Correction Time!
I’ve long complained that Obama’s purported plans to uncap the payroll tax was a horrible, very bad, no good idea. My basic complaint was that there’s no social scurity crisis, so raising the marginal tax rates to around 50% on the rich seemed like a poor response to a non-problem. Also, of all taxes, the payroll tax is arguably the worst. Why should the working rich be punished while the idle rich sit around unaffected?
Well, budding superwonk Josh Patashnik catches this bit from Jason Furman and Austan Goolsbee’s op-ed in the WSJ:
Sen. Obama does not support uncapping the full payroll tax of 12.4% rate. Instead, he is considering plans that would ask those making over $250,000 to pay in the range of 2% to 4% more in total (combined employer and employee). This change to Social Security would start a decade or more from now and is similar to the rate increases floated by Sen. McCain’s close adviser Lindsey Graham, and that Sen. McCain has previously said he “could” support.

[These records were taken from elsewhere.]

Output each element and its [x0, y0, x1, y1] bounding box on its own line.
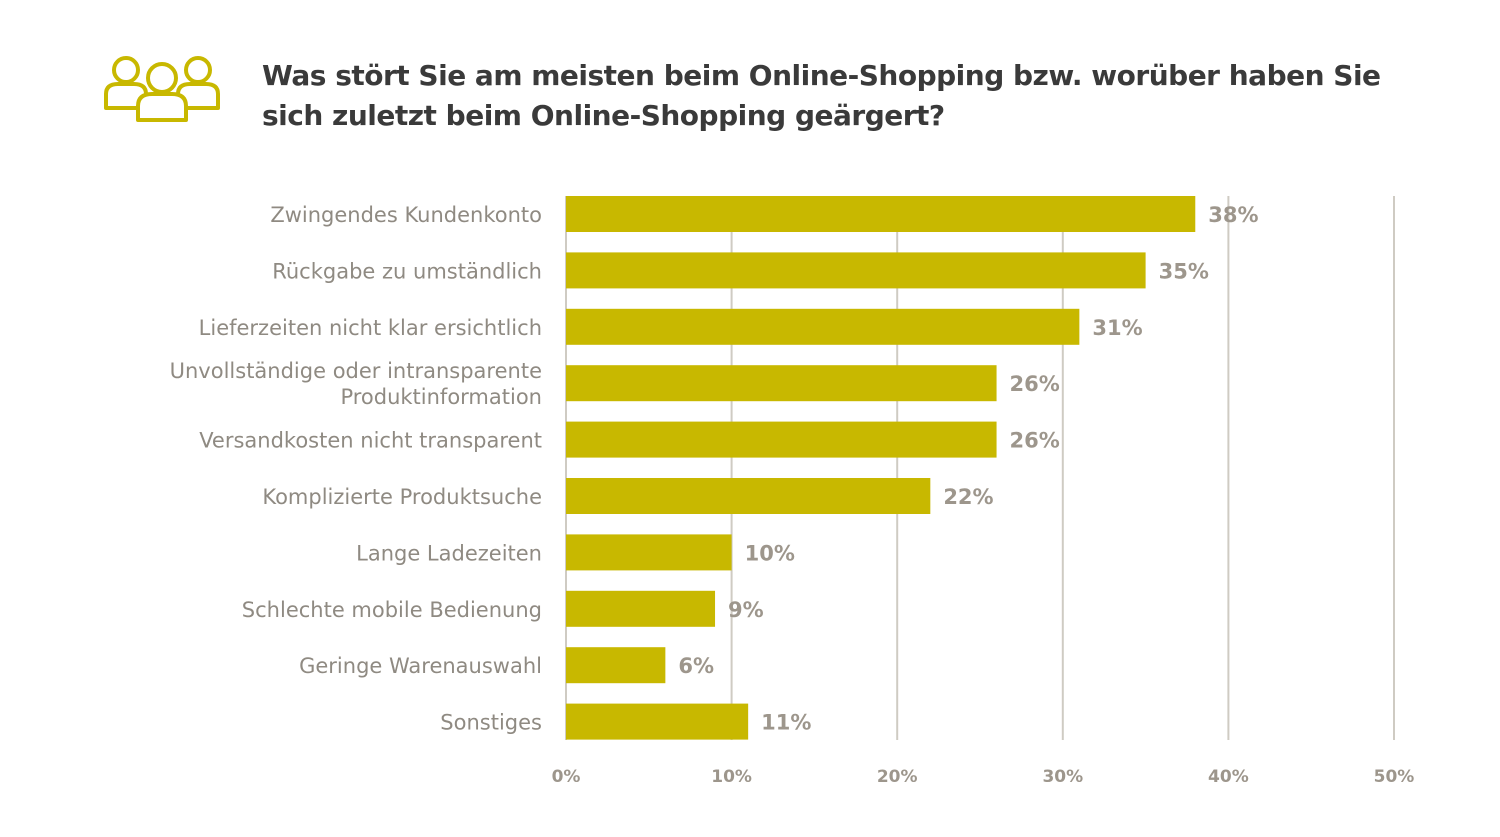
category-label: Rückgabe zu umständlich — [272, 259, 542, 283]
category-label: Lieferzeiten nicht klar ersichtlich — [199, 316, 542, 340]
x-tick-label: 40% — [1208, 767, 1249, 787]
bar — [566, 252, 1146, 289]
x-tick-label: 20% — [877, 767, 918, 787]
chart-title: Was stört Sie am meisten beim Online-Sho… — [262, 59, 1381, 132]
data-label: 11% — [761, 711, 811, 735]
category-label: Komplizierte Produktsuche — [262, 485, 542, 509]
bar — [566, 421, 997, 458]
bar — [566, 703, 749, 740]
bar — [566, 647, 666, 684]
bar — [566, 590, 716, 627]
data-label: 10% — [745, 541, 795, 565]
bar — [566, 196, 1196, 232]
category-label: Unvollständige oder intransparente Produk… — [170, 359, 542, 409]
data-label: 31% — [1092, 316, 1142, 340]
bar — [566, 534, 732, 571]
people-group-icon — [104, 56, 220, 122]
data-label: 22% — [943, 485, 993, 509]
x-tick-label: 10% — [711, 767, 752, 787]
data-label: 9% — [728, 598, 764, 622]
category-label: Geringe Warenauswahl — [299, 654, 542, 678]
data-label: 38% — [1208, 203, 1258, 227]
x-tick-label: 50% — [1374, 767, 1415, 787]
data-label: 26% — [1010, 372, 1060, 396]
bar — [566, 308, 1080, 345]
x-tick-label: 0% — [552, 767, 581, 787]
data-label: 26% — [1010, 429, 1060, 453]
data-label: 35% — [1159, 259, 1209, 283]
bar — [566, 478, 931, 514]
data-label: 6% — [678, 654, 714, 678]
category-label: Zwingendes Kundenkonto — [270, 203, 542, 227]
x-tick-label: 30% — [1042, 767, 1083, 787]
category-label: Sonstiges — [440, 711, 542, 735]
category-label: Schlechte mobile Bedienung — [242, 598, 542, 622]
category-label: Versandkosten nicht transparent — [199, 429, 542, 453]
category-label: Lange Ladezeiten — [356, 541, 542, 565]
bar — [566, 365, 997, 402]
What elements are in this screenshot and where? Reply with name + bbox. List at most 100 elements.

Although Patashnik goes on to lambast conservatives who said that Obama would totally uncap the tax by saying that they “lack either basic mathematical proficiency or intellectual honesty.” I’ll defend myself by noting that the Obama campaign hasn’t been aggressively correcting those (including most of the press and commentariat) who have been saying that Obama plans to totally uncap the payroll tax. This seems more like a canny move to the center, rather than merely clarifying what they policy has always been.
Well, that’s sort of been the entire campaign to this point hasn’t it: vague, not really correcting anyone on what they say about his policy plans, and then when they see what strategy is necessary, finally come out saying one thing or the other. Pretty convenient.